Tanggal 08 Maret 2020 merupakan hari jadi gerakan feminisme yang ke-25. Gerakan ini pun mendapat pengakuan dari PBB pada tahun 1975 dan ditetapkan sebagai Hari Perempuan Internasional. Gerakan ini terus membesar dan wacana kesetaraan gender menjadi isu utama yang selalu digulirkan untuk memperjuangkan hak-hak perempuan agar terbebas dan lepas dari perilaku diskriminatif di manapun mereka berkiprah (Muslimah News: 15/3/2020).
Kesetaraan Gender Dan Konsep Pemikiran Perempuan Muslim
Wacana kesetaraan gender telah merasuki benak kaum perempuan muslim. Setidaknya ada tiga hal penting yang digaris bawahi oleh wacana kesetaraan gender tersebut. Pertama, isu diskriminasi. Kedua, isu kekerasan. Ketiga isu produktivitas dan partisipasi. Isu diskriminasi ini sangat populer sehingga mendapatkan respon yang sangat positif. Namun pada kenyataannya pemikiran ini menyerang fungsi perempuan dalam islam, ketidaksamaan dalam hak dan kewajiban perempuan dan laki-laki, semisal hukum warisan.
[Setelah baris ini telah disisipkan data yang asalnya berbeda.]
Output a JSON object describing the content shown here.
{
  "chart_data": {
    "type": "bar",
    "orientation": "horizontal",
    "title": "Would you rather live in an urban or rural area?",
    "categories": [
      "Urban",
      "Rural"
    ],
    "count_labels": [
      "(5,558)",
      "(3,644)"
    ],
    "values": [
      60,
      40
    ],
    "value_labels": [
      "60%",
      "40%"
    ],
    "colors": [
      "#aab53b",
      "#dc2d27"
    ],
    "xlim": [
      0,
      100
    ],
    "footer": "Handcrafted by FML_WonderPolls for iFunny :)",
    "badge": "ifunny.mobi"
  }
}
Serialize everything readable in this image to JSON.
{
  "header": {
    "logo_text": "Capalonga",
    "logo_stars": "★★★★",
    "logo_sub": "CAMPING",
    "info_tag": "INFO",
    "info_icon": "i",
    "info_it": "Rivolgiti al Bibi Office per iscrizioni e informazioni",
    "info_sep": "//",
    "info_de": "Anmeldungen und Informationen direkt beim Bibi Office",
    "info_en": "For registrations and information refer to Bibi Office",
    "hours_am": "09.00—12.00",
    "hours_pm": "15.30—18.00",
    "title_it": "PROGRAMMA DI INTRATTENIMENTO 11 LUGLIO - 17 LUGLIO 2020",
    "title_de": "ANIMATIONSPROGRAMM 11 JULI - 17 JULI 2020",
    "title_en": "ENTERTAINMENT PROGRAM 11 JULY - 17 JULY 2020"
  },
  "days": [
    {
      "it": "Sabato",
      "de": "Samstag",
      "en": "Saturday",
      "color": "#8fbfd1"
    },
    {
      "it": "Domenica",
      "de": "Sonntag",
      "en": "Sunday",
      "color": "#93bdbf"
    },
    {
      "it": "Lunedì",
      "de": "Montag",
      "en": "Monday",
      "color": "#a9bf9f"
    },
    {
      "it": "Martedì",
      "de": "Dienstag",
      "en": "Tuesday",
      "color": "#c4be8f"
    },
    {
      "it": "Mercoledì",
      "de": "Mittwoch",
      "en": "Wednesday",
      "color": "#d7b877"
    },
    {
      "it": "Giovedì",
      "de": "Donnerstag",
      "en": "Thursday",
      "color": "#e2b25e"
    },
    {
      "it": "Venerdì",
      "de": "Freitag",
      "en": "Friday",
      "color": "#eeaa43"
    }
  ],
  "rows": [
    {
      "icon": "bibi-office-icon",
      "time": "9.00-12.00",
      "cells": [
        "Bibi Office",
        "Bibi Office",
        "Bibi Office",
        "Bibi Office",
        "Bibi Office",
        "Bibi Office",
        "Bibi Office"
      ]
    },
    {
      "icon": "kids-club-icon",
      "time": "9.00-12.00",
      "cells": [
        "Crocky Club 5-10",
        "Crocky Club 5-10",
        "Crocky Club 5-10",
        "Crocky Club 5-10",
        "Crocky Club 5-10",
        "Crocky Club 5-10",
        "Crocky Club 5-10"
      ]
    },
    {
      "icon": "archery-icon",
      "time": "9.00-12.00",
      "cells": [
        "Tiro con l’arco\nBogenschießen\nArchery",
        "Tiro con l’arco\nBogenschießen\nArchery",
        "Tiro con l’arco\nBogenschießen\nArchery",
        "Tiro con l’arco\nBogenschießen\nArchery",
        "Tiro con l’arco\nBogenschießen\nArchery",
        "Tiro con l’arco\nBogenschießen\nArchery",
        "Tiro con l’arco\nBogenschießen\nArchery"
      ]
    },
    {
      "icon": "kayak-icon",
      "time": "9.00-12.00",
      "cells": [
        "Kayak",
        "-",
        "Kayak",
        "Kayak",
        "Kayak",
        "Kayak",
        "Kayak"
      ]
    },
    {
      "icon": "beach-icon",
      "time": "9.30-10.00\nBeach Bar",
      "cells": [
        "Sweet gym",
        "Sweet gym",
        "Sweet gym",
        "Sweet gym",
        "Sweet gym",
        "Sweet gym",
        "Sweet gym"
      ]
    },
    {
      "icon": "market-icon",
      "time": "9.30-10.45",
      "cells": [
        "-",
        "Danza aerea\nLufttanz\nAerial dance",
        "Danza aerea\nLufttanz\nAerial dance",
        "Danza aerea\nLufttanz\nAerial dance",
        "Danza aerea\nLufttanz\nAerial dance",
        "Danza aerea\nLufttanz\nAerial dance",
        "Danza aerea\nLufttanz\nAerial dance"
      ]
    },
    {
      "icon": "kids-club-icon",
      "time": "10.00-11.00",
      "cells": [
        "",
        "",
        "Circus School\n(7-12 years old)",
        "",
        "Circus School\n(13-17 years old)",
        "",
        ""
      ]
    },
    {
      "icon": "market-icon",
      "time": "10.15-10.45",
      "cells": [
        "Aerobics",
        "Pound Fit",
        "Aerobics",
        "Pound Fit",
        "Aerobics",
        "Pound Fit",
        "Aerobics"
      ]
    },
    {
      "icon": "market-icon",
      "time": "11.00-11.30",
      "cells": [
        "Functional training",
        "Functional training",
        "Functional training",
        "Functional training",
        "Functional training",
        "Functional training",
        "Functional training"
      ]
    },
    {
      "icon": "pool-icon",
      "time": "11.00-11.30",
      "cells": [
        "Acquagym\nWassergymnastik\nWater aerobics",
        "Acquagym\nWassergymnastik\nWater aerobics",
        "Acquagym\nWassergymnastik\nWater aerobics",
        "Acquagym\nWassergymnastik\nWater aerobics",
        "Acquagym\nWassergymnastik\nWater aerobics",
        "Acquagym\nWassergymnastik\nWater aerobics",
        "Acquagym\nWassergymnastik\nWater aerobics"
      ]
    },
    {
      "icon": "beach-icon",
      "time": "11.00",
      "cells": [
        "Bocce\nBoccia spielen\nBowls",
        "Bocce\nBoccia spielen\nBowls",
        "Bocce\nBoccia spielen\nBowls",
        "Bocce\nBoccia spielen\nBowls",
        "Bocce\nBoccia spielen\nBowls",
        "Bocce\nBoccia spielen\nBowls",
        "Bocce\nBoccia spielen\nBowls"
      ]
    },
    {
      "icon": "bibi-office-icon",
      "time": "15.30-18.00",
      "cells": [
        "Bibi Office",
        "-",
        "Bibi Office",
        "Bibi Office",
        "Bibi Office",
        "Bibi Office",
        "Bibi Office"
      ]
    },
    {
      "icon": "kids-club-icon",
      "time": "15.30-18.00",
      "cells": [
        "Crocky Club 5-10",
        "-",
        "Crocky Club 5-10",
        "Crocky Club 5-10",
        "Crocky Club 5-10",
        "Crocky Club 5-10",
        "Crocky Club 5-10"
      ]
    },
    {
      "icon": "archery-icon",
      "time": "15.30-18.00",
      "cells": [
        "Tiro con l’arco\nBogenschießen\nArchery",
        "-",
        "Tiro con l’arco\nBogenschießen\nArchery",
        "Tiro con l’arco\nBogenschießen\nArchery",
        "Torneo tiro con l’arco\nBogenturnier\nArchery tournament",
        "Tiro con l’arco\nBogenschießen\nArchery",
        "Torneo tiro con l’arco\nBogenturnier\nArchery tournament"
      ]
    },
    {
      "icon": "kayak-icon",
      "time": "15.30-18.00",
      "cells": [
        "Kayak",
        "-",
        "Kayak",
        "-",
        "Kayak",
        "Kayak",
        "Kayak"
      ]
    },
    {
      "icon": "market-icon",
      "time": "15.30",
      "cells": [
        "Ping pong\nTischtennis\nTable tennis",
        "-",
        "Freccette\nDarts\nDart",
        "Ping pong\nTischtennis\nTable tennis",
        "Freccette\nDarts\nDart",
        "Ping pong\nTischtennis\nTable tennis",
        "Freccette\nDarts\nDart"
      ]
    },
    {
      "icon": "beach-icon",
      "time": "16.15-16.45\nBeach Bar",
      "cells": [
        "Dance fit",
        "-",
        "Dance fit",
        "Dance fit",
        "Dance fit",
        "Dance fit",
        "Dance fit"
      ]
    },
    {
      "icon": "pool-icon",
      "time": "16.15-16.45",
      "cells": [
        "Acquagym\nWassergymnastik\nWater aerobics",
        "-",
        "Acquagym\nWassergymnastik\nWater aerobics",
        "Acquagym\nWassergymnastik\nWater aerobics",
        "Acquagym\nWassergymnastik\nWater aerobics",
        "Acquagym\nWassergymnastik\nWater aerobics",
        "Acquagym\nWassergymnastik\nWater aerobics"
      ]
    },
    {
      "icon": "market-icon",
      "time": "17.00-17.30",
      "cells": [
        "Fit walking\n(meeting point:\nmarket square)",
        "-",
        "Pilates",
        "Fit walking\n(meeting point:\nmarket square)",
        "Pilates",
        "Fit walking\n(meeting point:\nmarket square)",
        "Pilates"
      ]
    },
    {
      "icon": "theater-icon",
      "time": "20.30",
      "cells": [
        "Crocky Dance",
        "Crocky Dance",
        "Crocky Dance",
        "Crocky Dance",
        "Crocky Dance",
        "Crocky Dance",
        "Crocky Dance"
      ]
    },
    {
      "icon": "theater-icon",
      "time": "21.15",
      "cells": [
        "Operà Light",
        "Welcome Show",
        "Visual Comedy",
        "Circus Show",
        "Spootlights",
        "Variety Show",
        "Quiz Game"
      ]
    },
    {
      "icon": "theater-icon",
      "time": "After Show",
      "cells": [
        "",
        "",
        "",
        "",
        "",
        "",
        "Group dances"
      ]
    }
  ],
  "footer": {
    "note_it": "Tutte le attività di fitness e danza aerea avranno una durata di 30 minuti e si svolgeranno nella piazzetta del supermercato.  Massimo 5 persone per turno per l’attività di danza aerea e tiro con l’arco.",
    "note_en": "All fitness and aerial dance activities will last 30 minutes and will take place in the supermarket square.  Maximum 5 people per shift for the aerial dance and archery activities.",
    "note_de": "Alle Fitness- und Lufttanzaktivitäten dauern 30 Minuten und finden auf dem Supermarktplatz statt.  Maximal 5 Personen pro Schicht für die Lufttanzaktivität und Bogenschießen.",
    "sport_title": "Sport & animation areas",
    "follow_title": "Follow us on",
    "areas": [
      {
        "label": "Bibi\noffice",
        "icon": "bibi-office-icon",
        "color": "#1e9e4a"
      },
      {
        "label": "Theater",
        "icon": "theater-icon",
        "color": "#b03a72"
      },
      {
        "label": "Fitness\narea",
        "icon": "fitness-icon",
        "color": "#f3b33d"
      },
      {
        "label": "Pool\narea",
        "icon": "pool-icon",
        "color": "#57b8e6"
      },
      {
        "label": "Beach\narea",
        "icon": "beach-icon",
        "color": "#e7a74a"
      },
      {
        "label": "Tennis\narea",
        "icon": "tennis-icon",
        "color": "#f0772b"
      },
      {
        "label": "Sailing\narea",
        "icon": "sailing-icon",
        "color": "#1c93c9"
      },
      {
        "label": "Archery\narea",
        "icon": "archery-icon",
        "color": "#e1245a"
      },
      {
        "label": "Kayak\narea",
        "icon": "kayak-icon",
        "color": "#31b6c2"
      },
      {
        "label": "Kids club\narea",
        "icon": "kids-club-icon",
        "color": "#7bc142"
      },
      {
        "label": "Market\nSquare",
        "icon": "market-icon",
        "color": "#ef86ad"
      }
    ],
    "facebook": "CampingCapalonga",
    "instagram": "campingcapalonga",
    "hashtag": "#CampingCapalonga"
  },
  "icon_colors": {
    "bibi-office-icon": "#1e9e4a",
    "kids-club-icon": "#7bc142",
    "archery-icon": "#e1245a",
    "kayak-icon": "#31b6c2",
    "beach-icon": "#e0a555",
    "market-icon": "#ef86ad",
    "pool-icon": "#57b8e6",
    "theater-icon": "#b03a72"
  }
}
Ranah privat pun tak luput dari serangan pemikiran kaum feminis seperti yang terkait dengan perkara menutup aurat.
Para pejuang dan aktivis feminis menyebut bahwa menutup aurat merupakan kungkungan terhadap perempuan dan melanggar Hak Azasi Manusia (HAM). Begitu pula yang tetkait dengan poligami – kaum feminis memandang bahwa hal tersebut merupakan bentuk diskriminasi terhadap kaum perempuan. Hukum iddah pun mereka gulirkan ke tengah-tengah perempuan muslim.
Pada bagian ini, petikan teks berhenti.